Cuellar, Segovia - lunch 3.15pm. For 20kms we have followed the same route as we did last year on the road from Bilbao to Sevilla.

In Campaspero several of the locals who were enjoying their Sunday cervezas outside the bars and cafés clearly recognised us.

"Mire! Es El Cabron!"

"Si Senior, and he have brought with him all the same old kit he brought last year! His chain iss muy knackered!"

"Si. At least Monty Panesar bring with him a new bike and gel shorts."

Pedrazas de San Esteban, 7pm. Another 100 kilometres and we are in a one street town in the middle of nowhere that is a whole lot busier than anyone would imagine it should be.

The plan was to stop in Iscar, 5kms to the east, but when we got there a storm was brewing and the two hotels in town were shut on Sundays so I got the space blankets ready for a night in the open and we moved on.

A lot of people ask what we do all day on a bike.

One of the things we do is hallucinate, probably due to the lack of food.

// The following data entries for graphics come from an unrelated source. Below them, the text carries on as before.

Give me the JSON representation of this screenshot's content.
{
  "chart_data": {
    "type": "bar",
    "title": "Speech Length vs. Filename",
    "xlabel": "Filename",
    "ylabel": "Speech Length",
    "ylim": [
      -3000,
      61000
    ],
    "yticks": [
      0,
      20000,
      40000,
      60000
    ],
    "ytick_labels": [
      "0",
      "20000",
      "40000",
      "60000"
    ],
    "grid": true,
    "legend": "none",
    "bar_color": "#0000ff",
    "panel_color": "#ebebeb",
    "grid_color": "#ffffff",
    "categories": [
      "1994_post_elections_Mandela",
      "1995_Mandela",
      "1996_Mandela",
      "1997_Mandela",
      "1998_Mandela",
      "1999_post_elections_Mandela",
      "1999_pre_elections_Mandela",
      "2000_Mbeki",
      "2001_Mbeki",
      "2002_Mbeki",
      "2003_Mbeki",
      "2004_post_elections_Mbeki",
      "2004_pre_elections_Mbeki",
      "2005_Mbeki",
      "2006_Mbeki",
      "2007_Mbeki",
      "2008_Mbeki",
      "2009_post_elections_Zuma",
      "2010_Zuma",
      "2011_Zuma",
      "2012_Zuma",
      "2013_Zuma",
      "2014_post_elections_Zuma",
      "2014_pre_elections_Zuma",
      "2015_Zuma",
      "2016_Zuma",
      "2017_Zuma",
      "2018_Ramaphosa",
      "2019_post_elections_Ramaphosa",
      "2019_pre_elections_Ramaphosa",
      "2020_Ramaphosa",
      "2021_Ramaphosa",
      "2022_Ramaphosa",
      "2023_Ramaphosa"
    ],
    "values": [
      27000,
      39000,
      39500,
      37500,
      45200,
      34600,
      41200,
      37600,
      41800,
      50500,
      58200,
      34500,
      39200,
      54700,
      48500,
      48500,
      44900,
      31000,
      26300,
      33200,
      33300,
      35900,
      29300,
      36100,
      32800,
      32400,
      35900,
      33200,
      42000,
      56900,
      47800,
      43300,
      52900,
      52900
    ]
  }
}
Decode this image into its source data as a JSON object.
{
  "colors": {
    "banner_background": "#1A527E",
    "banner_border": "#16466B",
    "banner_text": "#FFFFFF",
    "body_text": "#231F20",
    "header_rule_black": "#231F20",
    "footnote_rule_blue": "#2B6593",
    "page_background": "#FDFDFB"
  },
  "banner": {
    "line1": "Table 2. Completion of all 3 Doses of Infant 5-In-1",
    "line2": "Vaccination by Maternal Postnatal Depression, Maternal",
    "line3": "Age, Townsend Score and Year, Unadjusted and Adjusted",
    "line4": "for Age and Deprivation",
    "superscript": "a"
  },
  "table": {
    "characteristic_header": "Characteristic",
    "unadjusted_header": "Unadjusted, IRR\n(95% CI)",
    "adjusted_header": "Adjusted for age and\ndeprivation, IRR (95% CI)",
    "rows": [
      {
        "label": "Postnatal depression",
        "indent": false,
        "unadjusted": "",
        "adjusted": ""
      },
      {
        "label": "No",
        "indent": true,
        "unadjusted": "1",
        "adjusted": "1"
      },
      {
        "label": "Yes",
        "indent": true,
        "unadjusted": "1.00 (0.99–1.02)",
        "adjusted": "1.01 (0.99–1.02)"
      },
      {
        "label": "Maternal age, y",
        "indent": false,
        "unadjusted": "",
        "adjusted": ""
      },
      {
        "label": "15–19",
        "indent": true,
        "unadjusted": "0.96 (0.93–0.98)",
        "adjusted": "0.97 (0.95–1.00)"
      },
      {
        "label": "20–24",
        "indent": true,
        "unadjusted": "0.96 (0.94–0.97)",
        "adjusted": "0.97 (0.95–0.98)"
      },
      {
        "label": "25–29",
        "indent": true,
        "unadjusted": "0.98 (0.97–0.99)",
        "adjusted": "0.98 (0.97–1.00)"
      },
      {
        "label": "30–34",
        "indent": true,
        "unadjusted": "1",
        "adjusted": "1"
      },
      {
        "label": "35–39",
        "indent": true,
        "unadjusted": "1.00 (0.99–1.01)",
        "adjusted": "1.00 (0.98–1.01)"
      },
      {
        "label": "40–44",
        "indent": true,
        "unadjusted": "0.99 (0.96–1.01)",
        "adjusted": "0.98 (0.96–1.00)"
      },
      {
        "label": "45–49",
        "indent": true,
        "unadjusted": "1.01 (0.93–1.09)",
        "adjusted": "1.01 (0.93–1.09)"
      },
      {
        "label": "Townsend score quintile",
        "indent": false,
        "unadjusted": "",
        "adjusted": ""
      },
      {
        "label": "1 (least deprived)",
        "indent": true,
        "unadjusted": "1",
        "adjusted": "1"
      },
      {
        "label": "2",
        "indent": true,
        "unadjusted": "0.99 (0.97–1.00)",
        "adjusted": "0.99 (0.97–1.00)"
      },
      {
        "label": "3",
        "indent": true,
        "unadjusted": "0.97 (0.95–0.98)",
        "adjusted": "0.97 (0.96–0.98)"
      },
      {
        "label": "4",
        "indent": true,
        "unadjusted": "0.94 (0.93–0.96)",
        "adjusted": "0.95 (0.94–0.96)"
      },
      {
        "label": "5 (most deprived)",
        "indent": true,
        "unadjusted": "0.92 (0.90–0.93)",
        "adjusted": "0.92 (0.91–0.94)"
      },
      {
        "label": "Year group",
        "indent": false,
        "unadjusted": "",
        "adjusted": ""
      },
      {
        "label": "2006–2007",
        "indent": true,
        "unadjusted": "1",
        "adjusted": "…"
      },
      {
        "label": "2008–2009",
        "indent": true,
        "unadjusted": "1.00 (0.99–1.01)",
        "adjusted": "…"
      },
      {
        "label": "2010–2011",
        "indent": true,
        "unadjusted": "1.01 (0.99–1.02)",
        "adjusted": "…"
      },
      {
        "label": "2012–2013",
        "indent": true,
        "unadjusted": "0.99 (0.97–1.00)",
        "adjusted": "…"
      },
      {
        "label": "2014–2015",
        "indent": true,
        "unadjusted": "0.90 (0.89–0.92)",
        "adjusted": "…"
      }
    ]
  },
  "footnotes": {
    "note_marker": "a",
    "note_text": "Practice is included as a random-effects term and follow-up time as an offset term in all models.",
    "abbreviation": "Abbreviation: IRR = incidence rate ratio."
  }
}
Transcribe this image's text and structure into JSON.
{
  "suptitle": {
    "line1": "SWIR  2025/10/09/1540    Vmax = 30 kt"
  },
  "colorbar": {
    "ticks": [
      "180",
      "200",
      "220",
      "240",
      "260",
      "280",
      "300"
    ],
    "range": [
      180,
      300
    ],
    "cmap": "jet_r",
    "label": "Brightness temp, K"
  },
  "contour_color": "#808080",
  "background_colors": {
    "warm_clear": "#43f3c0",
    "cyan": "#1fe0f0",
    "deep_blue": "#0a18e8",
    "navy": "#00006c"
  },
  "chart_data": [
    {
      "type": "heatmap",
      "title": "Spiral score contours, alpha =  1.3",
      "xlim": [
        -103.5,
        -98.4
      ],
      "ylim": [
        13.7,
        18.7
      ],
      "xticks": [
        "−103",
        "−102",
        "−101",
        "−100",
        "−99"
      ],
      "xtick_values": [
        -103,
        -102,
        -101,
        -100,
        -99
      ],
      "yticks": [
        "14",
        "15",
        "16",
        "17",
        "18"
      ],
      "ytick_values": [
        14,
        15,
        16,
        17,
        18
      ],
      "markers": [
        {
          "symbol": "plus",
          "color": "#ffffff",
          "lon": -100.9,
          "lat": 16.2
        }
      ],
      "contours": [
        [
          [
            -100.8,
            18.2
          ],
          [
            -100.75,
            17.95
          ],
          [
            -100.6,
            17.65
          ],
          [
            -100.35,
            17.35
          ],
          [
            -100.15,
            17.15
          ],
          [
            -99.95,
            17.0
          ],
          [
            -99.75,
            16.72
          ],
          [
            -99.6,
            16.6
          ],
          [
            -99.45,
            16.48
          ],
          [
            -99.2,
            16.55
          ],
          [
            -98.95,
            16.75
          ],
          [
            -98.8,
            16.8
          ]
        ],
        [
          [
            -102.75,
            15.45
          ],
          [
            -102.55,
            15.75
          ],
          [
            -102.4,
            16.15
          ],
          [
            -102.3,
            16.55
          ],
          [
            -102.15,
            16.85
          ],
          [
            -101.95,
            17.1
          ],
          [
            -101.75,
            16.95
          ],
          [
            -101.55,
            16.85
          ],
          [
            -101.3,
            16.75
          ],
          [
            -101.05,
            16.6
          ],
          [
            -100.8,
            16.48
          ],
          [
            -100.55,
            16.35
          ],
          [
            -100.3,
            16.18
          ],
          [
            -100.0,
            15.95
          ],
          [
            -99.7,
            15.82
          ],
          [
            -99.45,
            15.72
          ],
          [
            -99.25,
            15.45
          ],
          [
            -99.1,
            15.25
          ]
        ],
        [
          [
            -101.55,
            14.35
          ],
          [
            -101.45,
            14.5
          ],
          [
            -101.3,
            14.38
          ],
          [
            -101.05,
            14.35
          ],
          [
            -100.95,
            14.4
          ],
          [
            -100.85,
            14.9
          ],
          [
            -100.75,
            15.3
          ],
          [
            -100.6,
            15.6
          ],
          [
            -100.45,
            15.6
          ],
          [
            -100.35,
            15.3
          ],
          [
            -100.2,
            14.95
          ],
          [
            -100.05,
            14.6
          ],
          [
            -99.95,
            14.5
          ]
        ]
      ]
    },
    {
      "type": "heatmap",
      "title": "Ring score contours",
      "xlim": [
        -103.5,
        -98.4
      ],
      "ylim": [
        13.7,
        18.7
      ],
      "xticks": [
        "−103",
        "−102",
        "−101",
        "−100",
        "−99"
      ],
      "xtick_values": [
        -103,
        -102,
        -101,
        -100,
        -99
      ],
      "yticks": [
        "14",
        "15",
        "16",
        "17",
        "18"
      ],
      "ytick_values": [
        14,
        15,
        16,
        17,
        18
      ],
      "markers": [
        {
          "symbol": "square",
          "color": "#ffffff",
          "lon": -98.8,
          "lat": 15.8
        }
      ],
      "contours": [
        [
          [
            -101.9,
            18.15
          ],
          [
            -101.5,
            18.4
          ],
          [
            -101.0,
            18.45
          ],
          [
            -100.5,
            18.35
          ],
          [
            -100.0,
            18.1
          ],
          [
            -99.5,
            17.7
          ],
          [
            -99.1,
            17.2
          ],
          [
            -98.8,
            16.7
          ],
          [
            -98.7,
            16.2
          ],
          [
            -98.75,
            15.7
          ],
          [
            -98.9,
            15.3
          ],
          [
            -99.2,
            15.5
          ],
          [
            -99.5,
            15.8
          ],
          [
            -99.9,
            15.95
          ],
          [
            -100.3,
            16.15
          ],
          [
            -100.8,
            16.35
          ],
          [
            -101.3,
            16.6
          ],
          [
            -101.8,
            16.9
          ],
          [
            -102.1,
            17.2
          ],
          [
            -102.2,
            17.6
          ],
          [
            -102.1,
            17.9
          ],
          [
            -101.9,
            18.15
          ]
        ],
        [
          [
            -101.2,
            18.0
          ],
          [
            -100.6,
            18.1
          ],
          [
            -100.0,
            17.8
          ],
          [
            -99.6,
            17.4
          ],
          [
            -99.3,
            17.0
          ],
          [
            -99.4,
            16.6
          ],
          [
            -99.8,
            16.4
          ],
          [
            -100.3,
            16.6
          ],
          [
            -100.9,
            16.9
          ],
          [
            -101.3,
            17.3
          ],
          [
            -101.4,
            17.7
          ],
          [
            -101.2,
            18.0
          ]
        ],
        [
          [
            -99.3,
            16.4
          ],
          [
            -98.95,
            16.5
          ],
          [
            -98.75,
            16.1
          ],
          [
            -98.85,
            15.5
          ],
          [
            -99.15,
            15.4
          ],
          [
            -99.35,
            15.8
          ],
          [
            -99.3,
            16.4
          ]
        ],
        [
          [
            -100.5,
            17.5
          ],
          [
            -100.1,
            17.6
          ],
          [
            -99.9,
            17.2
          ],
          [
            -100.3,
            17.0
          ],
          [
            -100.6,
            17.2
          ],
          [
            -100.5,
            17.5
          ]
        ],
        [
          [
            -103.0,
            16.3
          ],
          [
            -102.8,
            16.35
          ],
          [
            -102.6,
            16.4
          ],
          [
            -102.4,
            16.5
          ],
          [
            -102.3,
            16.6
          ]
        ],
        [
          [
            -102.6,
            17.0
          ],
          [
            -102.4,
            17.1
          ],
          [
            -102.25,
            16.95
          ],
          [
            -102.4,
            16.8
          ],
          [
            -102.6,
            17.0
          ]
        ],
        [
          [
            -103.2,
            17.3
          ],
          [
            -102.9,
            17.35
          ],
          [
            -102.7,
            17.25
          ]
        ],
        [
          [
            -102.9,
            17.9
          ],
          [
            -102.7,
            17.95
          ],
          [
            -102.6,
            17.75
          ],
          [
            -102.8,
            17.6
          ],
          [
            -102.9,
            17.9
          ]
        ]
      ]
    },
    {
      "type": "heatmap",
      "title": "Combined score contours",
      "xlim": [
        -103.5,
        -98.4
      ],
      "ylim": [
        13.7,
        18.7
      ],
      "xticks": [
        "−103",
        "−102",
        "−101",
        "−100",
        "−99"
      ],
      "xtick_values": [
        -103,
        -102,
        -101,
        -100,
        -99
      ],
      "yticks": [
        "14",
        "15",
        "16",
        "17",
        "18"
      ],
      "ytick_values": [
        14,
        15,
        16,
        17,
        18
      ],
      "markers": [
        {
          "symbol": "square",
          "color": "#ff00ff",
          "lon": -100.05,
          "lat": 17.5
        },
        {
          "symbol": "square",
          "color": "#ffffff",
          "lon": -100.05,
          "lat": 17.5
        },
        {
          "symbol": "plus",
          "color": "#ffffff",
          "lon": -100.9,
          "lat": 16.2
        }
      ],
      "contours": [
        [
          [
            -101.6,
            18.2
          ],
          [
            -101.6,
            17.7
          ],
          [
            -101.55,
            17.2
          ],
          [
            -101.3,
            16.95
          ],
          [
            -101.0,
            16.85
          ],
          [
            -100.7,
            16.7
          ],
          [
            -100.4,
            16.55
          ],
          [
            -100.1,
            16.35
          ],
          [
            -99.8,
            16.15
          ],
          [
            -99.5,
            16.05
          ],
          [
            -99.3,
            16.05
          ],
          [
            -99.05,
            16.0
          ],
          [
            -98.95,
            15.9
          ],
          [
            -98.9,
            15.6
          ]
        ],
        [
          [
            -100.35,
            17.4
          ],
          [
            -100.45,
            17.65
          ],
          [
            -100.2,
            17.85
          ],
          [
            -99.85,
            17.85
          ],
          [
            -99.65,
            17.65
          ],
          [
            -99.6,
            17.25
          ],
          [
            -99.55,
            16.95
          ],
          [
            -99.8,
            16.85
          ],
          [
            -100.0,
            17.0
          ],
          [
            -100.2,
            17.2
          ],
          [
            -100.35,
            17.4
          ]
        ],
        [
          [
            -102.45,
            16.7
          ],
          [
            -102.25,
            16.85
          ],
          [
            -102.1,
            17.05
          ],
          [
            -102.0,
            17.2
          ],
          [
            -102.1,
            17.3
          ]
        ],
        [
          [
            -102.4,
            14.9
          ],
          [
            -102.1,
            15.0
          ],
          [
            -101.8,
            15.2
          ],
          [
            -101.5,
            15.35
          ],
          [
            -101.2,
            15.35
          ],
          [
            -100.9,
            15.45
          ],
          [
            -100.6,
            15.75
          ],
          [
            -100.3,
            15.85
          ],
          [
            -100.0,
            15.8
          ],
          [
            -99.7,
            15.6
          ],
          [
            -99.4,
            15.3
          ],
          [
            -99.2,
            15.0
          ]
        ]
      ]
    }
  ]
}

Today I spotted a statue of Winston Churchill smoking a fat cigar but it turned out to be the funnel of a chemical plant.

Later on the Goat had similar problems identifying a pair of grain silos, claiming that he could see the Everly Brothers.

All the talk in the bars here is of Alberto Contador and his forthcoming battle against Lance Armstrong in the Tour de France.

Before we left Blighty there was a documentary on Channel 4 called The Science of Lance Armstrong which showed the level of microscopic analysis undertaken by Armstrong's team in their search for the perfect ride.

Mostly the said research was conducted in an aviation wind tunnel.

A £5,000 bike was set up with Lance in his streamlined kit on board with an engine off a Boeing 747 blowing wind past him at a thousand kph.

None of this would make a blind bit of difference to us of course but, for a moment, I have this vision of the Goat in the tunnel with his panniers flapping shabbily at the back of his bike and his ridiculous headband disturbing the airflow over his head when one of Lance's technicians walks in and says, "Who's left this bag of burro crap in the wind tunnel?"

Meantime the computers are registering a drag coefficient so far off the scale that red lights start flashing and bleeps start bleeping all of which is a precursor to the inevitable smoke that will indicate that the whole shooting match is about to blow - that is The Science of The Goat and, believe me, the Tour de France has nothing to fear.